Protecting valuable assets from intentional harm has been a focus of human activity from time immemorial. The proliferation of computers in society has meant that many business and mission critical assets are increasingly stored and manipulated by computer-based systems. The scale of misuse of these assets has also increased, because of their worldwide accessibility through the Internet and the automation of systems.
Security is concerned with the prevention of such misuse. While no system can be made completely secure, understanding the context in which a system will be deployed and used, the risks and threats of its misuse, and the systematic development of its software, are increasingly recognized as critical to its success. The cross-fertilization of systems development techniques from software engineering and security engineering offers opportunities to minimise duplication of research efforts in both areas, and, more importantly, to bridge gaps in our knowledge of how to develop secure software-intensive systems.
This book provides one of the first attempts to collect research work that draws upon software engineering to develop such systems more effectively.
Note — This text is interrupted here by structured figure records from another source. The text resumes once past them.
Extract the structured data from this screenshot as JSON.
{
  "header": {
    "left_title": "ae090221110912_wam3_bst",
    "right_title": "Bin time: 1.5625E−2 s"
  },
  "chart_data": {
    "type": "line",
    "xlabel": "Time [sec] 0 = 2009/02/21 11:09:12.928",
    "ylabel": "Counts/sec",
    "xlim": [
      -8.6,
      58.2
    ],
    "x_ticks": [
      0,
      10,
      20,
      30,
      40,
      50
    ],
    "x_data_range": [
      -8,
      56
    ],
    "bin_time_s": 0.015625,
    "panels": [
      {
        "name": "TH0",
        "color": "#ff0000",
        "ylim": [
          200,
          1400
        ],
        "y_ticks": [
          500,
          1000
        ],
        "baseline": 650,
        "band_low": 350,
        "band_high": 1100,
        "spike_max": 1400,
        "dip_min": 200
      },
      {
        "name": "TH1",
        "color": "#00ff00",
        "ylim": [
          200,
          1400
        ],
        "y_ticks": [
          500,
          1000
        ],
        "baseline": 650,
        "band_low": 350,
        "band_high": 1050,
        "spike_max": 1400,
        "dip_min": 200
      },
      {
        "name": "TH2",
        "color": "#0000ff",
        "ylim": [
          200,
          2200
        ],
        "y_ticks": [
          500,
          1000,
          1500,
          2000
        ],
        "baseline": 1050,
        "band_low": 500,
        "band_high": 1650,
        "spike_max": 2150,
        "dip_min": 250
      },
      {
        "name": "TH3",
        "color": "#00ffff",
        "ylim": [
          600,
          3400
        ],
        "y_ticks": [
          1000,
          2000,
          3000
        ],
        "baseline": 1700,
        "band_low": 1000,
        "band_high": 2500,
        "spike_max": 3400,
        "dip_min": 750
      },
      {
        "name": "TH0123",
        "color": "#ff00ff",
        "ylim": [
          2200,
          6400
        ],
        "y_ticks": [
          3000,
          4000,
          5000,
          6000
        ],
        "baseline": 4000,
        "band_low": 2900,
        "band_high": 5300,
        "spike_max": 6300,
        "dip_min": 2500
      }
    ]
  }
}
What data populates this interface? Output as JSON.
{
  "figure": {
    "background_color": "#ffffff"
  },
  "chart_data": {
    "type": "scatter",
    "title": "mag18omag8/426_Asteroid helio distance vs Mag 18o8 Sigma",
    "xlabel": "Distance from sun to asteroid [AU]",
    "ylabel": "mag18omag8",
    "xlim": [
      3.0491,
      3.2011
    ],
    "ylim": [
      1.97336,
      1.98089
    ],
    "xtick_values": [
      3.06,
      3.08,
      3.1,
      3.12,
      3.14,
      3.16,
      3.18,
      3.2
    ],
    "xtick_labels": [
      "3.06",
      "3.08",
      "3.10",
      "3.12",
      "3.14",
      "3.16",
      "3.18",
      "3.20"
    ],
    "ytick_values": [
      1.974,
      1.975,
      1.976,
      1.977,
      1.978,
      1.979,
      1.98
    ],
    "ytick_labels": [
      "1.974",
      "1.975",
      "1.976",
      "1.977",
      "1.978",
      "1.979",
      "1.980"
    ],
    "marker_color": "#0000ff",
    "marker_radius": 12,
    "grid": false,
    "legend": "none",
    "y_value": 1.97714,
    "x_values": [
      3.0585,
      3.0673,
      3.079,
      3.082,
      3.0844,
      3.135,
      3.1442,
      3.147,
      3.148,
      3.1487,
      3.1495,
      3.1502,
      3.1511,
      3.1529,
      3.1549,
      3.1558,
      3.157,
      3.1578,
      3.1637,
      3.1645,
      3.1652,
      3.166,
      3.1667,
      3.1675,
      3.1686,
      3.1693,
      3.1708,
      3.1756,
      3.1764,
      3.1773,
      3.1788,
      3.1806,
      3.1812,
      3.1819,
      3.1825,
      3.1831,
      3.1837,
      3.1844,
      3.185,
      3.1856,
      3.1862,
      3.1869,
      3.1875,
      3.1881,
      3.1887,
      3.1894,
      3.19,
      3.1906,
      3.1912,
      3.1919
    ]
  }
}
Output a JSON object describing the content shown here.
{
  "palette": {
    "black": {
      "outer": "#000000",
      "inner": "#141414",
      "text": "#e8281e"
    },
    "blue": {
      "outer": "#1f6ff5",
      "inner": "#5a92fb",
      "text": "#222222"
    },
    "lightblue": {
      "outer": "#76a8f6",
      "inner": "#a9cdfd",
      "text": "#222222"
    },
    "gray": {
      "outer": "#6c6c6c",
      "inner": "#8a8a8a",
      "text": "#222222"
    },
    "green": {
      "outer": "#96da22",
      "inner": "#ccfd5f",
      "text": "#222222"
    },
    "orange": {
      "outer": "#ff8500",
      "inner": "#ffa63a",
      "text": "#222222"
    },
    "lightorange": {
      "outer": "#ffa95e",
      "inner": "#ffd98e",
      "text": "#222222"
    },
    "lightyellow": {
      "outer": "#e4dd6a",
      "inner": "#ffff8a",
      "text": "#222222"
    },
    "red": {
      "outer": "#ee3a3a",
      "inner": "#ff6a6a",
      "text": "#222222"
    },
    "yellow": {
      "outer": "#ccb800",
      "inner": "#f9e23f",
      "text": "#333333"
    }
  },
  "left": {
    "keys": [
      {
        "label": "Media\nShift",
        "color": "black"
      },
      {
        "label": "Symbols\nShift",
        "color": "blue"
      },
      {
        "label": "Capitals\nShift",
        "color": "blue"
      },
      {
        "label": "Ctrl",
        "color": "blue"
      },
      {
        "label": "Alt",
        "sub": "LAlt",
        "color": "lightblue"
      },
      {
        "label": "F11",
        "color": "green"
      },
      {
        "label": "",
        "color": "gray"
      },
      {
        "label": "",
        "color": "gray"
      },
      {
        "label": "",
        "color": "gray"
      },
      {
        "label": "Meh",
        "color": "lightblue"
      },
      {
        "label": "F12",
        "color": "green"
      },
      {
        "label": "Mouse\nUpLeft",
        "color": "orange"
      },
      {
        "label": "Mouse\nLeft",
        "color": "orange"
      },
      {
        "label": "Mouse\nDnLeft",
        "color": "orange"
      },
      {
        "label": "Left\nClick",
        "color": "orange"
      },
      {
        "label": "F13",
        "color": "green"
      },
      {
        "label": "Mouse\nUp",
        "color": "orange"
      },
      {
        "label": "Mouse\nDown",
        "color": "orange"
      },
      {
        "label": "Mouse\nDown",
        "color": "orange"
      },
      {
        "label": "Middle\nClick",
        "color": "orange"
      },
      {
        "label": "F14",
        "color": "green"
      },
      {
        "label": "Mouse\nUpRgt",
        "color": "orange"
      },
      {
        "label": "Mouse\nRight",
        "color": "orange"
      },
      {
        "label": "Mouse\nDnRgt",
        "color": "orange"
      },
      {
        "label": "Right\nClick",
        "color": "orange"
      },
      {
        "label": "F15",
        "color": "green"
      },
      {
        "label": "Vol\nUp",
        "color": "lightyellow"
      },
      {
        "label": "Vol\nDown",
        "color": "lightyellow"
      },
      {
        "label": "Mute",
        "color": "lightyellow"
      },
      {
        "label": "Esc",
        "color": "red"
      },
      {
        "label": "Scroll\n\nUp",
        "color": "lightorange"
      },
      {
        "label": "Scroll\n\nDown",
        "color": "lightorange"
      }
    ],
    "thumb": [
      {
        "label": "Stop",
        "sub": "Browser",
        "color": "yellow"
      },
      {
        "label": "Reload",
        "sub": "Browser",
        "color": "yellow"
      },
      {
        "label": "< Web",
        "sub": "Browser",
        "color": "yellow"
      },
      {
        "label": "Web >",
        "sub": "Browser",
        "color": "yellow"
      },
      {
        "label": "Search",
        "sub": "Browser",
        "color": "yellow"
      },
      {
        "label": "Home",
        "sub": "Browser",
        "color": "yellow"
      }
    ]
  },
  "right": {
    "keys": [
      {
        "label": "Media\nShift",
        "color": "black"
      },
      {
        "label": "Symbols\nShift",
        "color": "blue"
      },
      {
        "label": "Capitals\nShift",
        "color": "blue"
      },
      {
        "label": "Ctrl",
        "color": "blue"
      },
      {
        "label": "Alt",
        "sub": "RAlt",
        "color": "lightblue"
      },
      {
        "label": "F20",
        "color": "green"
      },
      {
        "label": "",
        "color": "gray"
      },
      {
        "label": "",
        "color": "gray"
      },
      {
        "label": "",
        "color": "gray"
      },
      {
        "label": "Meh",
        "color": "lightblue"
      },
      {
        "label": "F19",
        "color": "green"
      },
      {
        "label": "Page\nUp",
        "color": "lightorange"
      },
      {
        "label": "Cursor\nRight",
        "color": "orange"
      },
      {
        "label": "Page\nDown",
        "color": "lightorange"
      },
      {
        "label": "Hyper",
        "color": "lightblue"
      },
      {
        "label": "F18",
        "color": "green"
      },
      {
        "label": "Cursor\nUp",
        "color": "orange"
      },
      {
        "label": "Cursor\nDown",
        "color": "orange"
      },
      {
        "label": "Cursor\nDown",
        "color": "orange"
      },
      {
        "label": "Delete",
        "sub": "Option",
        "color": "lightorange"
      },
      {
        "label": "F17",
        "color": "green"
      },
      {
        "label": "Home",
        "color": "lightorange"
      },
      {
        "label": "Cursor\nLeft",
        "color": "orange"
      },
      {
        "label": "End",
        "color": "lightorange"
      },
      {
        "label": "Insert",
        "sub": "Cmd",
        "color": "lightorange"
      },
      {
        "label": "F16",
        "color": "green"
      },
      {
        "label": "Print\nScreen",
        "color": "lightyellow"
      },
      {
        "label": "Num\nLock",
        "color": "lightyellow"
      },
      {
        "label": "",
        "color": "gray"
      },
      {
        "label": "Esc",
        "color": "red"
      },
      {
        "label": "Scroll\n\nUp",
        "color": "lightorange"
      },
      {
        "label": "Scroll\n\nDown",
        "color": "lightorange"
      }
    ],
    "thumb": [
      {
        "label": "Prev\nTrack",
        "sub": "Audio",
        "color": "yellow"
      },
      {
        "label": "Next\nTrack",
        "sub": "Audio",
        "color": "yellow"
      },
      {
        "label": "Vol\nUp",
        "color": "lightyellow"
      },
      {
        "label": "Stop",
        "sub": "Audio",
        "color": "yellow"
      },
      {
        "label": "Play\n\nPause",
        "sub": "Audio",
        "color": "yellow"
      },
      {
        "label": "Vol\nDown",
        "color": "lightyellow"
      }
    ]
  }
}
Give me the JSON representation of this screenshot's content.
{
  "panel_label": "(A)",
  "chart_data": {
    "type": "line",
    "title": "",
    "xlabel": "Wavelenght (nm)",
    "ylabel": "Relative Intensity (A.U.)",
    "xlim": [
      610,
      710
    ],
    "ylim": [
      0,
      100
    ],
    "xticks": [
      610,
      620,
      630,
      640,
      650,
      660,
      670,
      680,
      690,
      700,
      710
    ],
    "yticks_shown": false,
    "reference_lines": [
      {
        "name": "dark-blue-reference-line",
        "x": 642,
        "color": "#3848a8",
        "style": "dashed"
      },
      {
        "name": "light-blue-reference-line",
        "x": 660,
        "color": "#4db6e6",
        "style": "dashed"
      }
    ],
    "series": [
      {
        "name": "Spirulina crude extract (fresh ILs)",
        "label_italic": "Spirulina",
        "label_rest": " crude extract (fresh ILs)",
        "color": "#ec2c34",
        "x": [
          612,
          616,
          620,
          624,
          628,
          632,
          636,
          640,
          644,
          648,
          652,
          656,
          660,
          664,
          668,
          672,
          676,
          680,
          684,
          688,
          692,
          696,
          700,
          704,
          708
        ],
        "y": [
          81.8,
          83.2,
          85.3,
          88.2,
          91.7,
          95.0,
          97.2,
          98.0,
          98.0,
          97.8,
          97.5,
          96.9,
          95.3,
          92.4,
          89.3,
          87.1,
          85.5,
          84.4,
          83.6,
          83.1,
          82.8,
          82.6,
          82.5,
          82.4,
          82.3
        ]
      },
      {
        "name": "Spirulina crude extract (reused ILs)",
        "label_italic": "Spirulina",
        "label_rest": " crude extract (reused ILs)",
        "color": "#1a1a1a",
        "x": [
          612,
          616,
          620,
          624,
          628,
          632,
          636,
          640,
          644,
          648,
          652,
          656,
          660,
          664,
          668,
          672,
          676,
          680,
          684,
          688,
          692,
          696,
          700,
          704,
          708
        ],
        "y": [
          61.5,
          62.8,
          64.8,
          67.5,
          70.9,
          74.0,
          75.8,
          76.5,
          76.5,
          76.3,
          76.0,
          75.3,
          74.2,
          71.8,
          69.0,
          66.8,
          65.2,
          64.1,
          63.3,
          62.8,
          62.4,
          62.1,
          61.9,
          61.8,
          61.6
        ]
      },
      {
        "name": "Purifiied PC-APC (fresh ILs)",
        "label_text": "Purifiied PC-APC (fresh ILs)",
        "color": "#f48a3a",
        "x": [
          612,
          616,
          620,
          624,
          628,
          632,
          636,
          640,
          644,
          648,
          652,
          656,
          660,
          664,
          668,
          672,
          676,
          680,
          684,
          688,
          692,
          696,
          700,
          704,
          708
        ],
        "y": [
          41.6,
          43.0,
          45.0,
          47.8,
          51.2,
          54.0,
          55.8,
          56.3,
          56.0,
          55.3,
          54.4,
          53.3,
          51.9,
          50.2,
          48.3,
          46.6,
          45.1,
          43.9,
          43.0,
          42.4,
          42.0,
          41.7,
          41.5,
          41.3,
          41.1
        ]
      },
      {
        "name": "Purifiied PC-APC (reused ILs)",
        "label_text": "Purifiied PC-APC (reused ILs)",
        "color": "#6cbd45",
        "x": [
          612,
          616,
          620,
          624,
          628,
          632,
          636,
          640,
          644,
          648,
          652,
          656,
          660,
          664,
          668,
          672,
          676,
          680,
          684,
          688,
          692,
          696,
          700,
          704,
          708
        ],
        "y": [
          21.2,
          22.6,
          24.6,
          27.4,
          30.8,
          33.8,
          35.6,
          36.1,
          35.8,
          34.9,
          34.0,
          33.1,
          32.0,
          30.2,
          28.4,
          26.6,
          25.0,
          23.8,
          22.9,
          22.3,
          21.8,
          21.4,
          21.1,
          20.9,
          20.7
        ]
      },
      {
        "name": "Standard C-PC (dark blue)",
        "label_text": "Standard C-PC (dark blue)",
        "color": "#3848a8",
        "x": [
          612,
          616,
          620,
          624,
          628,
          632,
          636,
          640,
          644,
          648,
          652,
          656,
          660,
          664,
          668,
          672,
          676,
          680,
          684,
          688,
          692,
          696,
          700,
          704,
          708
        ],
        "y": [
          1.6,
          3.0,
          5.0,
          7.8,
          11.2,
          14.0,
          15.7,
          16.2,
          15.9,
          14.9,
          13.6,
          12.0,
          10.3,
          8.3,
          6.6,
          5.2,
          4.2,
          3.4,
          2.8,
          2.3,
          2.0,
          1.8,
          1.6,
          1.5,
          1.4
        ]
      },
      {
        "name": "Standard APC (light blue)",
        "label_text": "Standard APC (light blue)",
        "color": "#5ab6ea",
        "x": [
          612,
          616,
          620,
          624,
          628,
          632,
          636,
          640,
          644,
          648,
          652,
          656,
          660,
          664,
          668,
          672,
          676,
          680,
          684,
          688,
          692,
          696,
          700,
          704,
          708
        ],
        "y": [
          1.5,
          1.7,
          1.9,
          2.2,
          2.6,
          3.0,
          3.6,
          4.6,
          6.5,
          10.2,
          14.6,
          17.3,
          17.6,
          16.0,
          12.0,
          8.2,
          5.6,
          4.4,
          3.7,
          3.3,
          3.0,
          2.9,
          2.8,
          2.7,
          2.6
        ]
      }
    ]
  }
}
Contributions to this volume draw upon research and techniques from a range of software engineering activities, such as requirements engineering and specification, software patterns and design, and method and process-driven development.
An important secondary role of this book is to reach out and appeal to the traditional security engineering community to engage with — even guide — the software engineering community, in order to focus software engineering research on key issues of secure software systems development. If successful, these collected works may well provide the foundations for some seminal work in this area.